While specific embodiments of the invention have been shown and described in detail to illustrate the application of the principles of the invention, it will be understood that the invention may be embodied otherwise without departing from such principles.

Claims

1. In a method for making a hydraulic valve component, the improvement comprises the step of hard turning a pre-heat treated hardened martensitic stainless steel material in bar stock form in one setup to make a completed hydraulic valve component with a precision finished dimension having close tolerances.

2. A method as recited in claim 1, wherein the pre-heat treated hardened martensitic stainless steel material comprises a 400 series stainless steel material.

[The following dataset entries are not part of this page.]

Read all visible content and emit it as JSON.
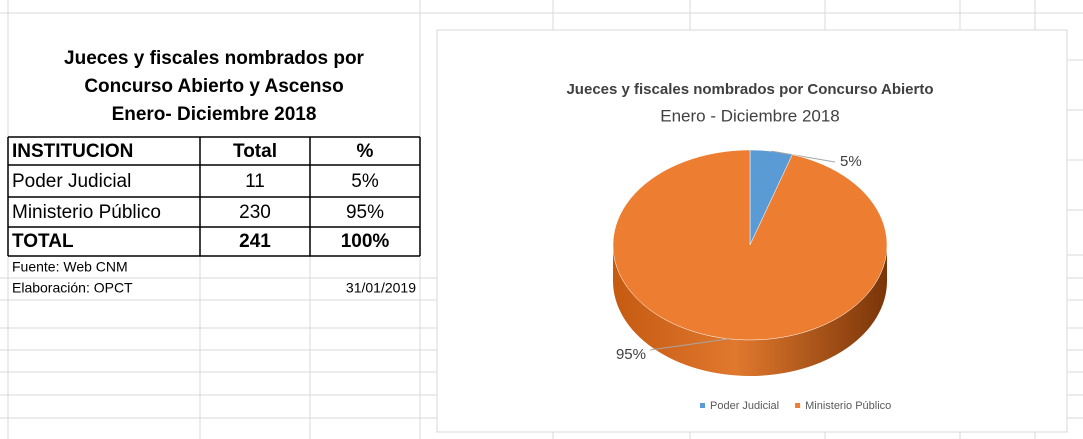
{
  "table": {
    "title": [
      "Jueces y fiscales nombrados por",
      "Concurso Abierto y Ascenso",
      "Enero- Diciembre 2018"
    ],
    "headers": [
      "INSTITUCION",
      "Total",
      "%"
    ],
    "rows": [
      [
        "Poder Judicial",
        "11",
        "5%"
      ],
      [
        "Ministerio Público",
        "230",
        "95%"
      ],
      [
        "TOTAL",
        "241",
        "100%"
      ]
    ],
    "source": "Fuente: Web CNM",
    "prepared_by": "Elaboración: OPCT",
    "date": "31/01/2019"
  },
  "chart_data": {
    "type": "pie",
    "title": "Jueces y fiscales  nombrados por Concurso Abierto",
    "subtitle": "Enero - Diciembre 2018",
    "categories": [
      "Poder Judicial",
      "Ministerio Público"
    ],
    "values": [
      5,
      95
    ],
    "value_labels": [
      "5%",
      "95%"
    ],
    "colors": [
      "#5b9bd5",
      "#ed7d31"
    ],
    "legend": "bottom"
  }
}
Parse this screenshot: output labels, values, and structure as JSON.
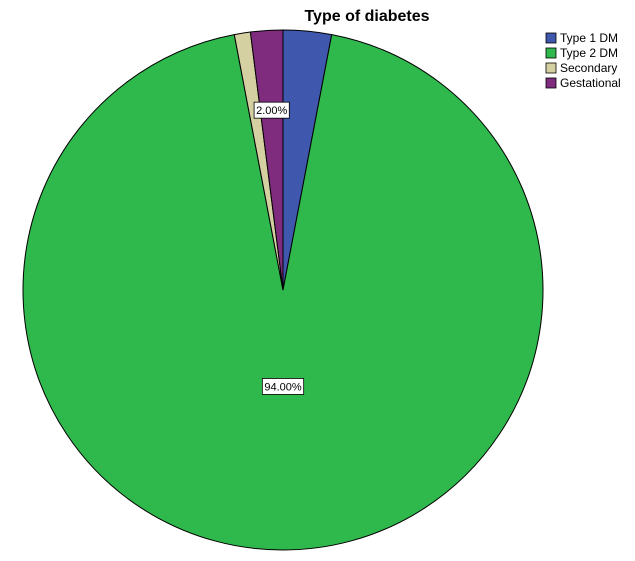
{
  "chart_data": {
    "type": "pie",
    "title": "Type of diabetes",
    "categories": [
      "Type 1 DM",
      "Type 2 DM",
      "Secondary",
      "Gestational"
    ],
    "values": [
      3,
      94,
      1,
      2
    ],
    "value_labels": [
      null,
      "94.00%",
      null,
      "2.00%"
    ],
    "colors": [
      "#3f58ae",
      "#2fb84c",
      "#d5d0a2",
      "#7f2c7e"
    ],
    "legend": "top-right"
  }
}
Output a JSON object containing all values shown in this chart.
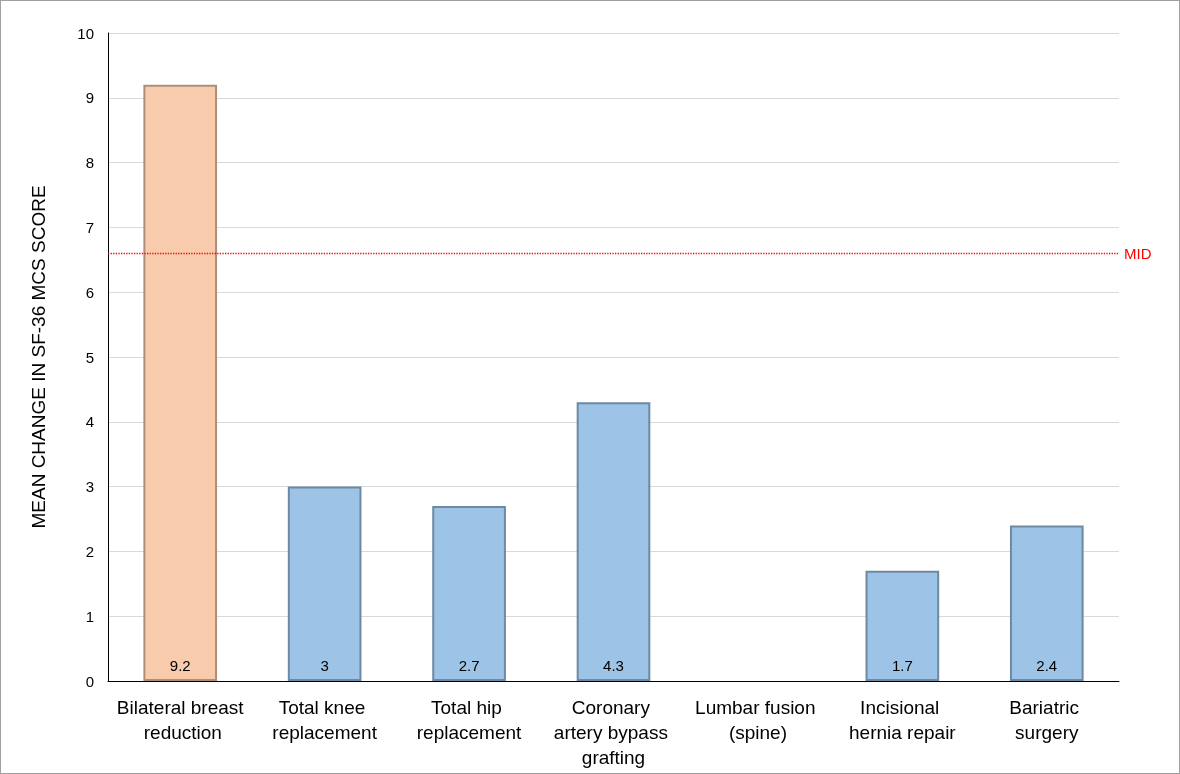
{
  "chart_data": {
    "type": "bar",
    "ylabel": "MEAN CHANGE IN SF-36 MCS SCORE",
    "categories": [
      "Bilateral breast reduction",
      "Total knee replacement",
      "Total hip replacement",
      "Coronary artery bypass grafting",
      "Lumbar fusion (spine)",
      "Incisional hernia repair",
      "Bariatric surgery"
    ],
    "values": [
      9.2,
      3,
      2.7,
      4.3,
      null,
      1.7,
      2.4
    ],
    "colors": [
      "#f8cbad",
      "#9dc3e6",
      "#9dc3e6",
      "#9dc3e6",
      "#9dc3e6",
      "#9dc3e6",
      "#9dc3e6"
    ],
    "data_labels": true,
    "ylim": [
      0,
      10
    ],
    "yticks": [
      0,
      1,
      2,
      3,
      4,
      5,
      6,
      7,
      8,
      9,
      10
    ],
    "grid": "y",
    "ref_lines": [
      {
        "axis": "y",
        "value": 6.6,
        "label": "MID",
        "color": "#ff0000",
        "line_style": "dotted"
      }
    ]
  }
}
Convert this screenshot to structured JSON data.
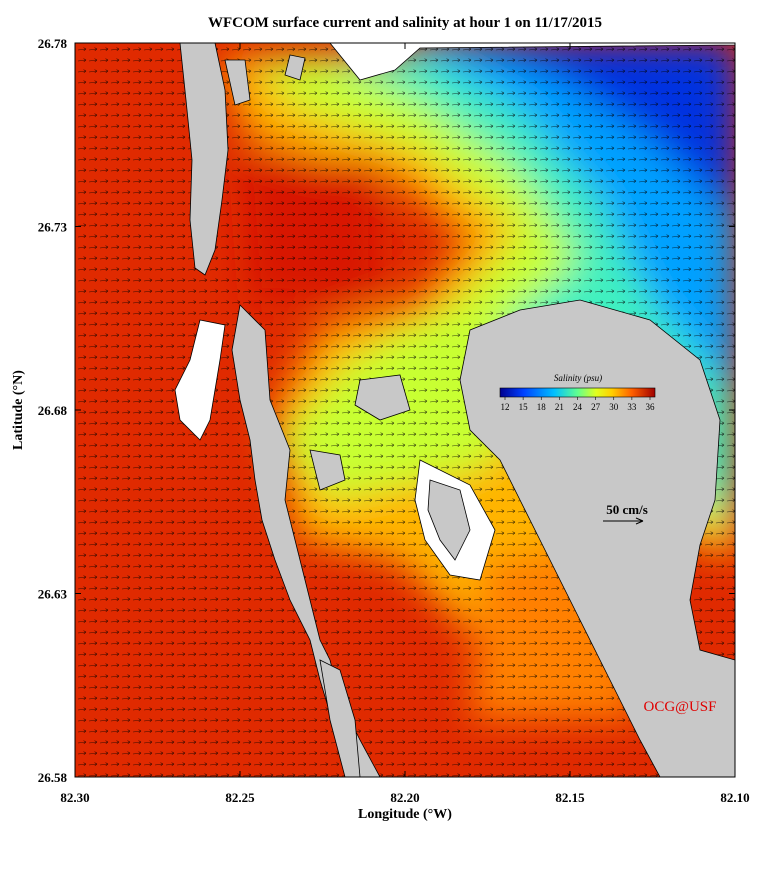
{
  "title": "WFCOM surface current and salinity at hour 1 on 11/17/2015",
  "x_axis": {
    "label": "Longitude (°W)",
    "lim": [
      82.3,
      82.1
    ],
    "ticks": [
      {
        "value": 82.3,
        "label": "82.30"
      },
      {
        "value": 82.25,
        "label": "82.25"
      },
      {
        "value": 82.2,
        "label": "82.20"
      },
      {
        "value": 82.15,
        "label": "82.15"
      },
      {
        "value": 82.1,
        "label": "82.10"
      }
    ]
  },
  "y_axis": {
    "label": "Latitude (°N)",
    "lim": [
      26.58,
      26.78
    ],
    "ticks": [
      26.58,
      26.63,
      26.68,
      26.73,
      26.78
    ]
  },
  "colorbar": {
    "title": "Salinity (psu)",
    "lim": [
      12,
      36
    ],
    "ticks": [
      12,
      15,
      18,
      21,
      24,
      27,
      30,
      33,
      36
    ]
  },
  "scale_label": "50 cm/s",
  "credit": "OCG@USF"
}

3. A method for making a stainless steel hydraulic component, comprising the steps of:

selecting a pre-heat treated hardened martensitic stainless steel material having a hardness value ranging from about 222 BHN to about 400 BHN;

providing the selected pre-heat treated hardened martensitic stainless steel material in bar stock form; and

machining a hydraulic valve component from the pre-heat treated hardened martensitic stainless steel material to a finished dimension having close tolerances in a single machining operation.

4. A method as recited in claim 3, wherein said pre-heat treated hardened martensitic stainless steel material further includes a maximum ferrite content equal to or less than about 2% on a weight percent basis.

5. A method as recited in claim 3, further comprising the step of nitriding at least a portion of the hydraulic component after the machining step.